Saxifrage’s literal big swim was indeed a huge physical feat: a wetsuit-free eight-kilometer crossing between Cortes and Quadra Islands, during which a swim cap, neoprene leggings (worn on her arms where she feels the cold the most), and lanolin-coated skin were her only protection. With her husband Barry in a boat at her side, she completed the swim in three hours and forty minutes. When she landed on the shores of Quadra, a friend’s mother declared, “You looked just like an ocean baby being born.” Indeed, Saxifrage belongs in the sea as much as in the Cascade Mountains of Washington State or Mount Albert Edward on Vancouver Island.

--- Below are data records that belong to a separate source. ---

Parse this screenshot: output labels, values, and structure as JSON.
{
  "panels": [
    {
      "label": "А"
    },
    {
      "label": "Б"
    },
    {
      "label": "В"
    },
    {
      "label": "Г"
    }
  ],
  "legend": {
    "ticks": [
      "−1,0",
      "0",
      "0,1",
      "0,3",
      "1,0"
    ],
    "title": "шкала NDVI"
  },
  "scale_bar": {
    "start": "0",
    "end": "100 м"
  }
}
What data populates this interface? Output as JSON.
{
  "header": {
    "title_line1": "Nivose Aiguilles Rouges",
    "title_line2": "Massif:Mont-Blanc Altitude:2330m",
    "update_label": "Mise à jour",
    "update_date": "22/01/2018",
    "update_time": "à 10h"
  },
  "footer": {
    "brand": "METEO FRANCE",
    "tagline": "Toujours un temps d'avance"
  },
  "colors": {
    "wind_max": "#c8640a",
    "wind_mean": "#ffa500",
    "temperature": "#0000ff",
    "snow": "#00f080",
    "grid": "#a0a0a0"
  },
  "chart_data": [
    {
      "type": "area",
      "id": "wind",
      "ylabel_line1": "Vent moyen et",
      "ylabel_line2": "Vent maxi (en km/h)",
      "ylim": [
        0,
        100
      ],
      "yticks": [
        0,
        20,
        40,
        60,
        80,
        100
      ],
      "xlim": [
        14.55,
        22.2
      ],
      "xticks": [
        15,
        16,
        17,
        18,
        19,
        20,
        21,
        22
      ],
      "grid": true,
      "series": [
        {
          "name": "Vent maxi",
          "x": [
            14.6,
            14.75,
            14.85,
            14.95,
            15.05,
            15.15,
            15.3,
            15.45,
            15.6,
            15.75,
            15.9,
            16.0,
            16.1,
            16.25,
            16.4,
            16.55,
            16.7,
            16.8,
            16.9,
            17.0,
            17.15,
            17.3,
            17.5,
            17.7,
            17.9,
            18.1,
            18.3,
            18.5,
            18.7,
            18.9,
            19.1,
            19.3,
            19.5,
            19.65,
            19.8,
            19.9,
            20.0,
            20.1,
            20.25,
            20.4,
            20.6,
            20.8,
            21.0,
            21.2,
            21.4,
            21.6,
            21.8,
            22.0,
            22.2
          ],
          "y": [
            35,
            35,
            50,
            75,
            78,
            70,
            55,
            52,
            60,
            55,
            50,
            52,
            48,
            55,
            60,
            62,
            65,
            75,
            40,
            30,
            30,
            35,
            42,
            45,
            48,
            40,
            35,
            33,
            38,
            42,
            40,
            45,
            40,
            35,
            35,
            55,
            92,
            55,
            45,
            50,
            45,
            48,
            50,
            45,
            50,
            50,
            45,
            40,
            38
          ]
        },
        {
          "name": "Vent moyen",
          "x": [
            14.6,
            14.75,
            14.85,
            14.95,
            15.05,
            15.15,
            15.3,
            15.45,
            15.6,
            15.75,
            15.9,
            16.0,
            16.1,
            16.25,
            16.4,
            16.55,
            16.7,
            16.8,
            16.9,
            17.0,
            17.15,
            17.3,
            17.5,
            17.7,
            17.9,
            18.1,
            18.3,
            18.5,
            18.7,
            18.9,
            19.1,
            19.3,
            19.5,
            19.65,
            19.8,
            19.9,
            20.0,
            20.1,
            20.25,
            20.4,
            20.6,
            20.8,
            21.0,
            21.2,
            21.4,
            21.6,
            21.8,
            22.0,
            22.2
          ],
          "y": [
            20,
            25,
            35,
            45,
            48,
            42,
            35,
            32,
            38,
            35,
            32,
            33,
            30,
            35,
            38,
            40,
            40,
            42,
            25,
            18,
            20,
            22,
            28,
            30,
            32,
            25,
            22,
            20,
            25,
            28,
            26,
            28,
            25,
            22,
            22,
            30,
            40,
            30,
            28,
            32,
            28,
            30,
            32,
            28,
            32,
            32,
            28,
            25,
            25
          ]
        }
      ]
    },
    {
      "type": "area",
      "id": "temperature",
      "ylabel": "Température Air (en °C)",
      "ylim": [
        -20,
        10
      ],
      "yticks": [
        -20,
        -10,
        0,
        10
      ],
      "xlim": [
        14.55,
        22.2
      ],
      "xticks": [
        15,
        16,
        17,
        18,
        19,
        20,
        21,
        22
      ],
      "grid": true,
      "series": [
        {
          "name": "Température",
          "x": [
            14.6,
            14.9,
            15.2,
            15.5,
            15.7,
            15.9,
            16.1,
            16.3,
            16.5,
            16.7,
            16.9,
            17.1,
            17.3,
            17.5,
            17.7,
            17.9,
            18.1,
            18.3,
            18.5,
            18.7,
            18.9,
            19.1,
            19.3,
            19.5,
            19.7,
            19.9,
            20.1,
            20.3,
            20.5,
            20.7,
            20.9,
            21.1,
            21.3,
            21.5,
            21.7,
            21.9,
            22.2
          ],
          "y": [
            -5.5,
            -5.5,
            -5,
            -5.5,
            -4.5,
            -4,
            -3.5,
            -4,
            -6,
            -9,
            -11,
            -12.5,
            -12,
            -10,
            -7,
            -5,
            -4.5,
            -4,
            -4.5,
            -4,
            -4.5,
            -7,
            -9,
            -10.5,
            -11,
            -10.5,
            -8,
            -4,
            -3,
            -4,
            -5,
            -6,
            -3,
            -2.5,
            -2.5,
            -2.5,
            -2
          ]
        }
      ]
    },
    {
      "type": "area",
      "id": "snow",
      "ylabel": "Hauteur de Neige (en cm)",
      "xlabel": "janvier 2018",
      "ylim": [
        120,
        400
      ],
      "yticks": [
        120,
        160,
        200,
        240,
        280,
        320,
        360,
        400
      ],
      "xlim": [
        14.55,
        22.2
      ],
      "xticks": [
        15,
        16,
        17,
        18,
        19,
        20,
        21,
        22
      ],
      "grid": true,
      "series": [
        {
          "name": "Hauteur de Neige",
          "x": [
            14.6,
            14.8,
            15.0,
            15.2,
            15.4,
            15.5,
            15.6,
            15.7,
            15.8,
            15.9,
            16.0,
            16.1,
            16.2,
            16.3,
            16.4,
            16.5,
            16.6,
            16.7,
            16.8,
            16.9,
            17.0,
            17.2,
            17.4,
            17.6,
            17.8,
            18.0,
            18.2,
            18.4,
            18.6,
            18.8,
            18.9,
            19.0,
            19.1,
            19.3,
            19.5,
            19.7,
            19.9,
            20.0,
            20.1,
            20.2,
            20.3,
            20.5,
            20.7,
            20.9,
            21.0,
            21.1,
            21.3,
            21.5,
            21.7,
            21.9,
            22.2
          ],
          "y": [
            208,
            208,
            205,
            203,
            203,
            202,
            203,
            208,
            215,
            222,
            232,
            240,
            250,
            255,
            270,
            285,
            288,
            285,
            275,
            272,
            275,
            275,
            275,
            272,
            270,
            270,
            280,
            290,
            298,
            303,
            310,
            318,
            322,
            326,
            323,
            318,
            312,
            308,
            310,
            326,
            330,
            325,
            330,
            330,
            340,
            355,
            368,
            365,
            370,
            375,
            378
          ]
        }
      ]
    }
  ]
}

Saxifrage brings the reader on each of the twelve journeys in The Big Swim with intimacy, charm, knowledge, and a sprinkle of humor. We follow her as she searches for pikas in alpine meadows (the same meadows from which she chose her surname, Saxifrage, after the tiny white flowers that burst from stone crevices); as she covers the Northern Gateway Pipeline story and its threat to salmon and oolichan, traditional staples of coastal First Nations; and as she completes an epic trip through the Grand Canyon where she convinces her guides to let her do a training swim in the rapids. While on a retreat to learn mindfulness, despite her late father’s admonishment to avoid what he considered to be “naval gazing,” she has an epiphany: all of her myriad journeys, both geographical and internal, connect. “A bigger container was the common theme to my most precious adventures … large enough to hold my woes and still retain the sweetness of being alive.”

The Big Swim captured my heart and brought me along on each of Saxifrage’s journeys with intense and savored delight.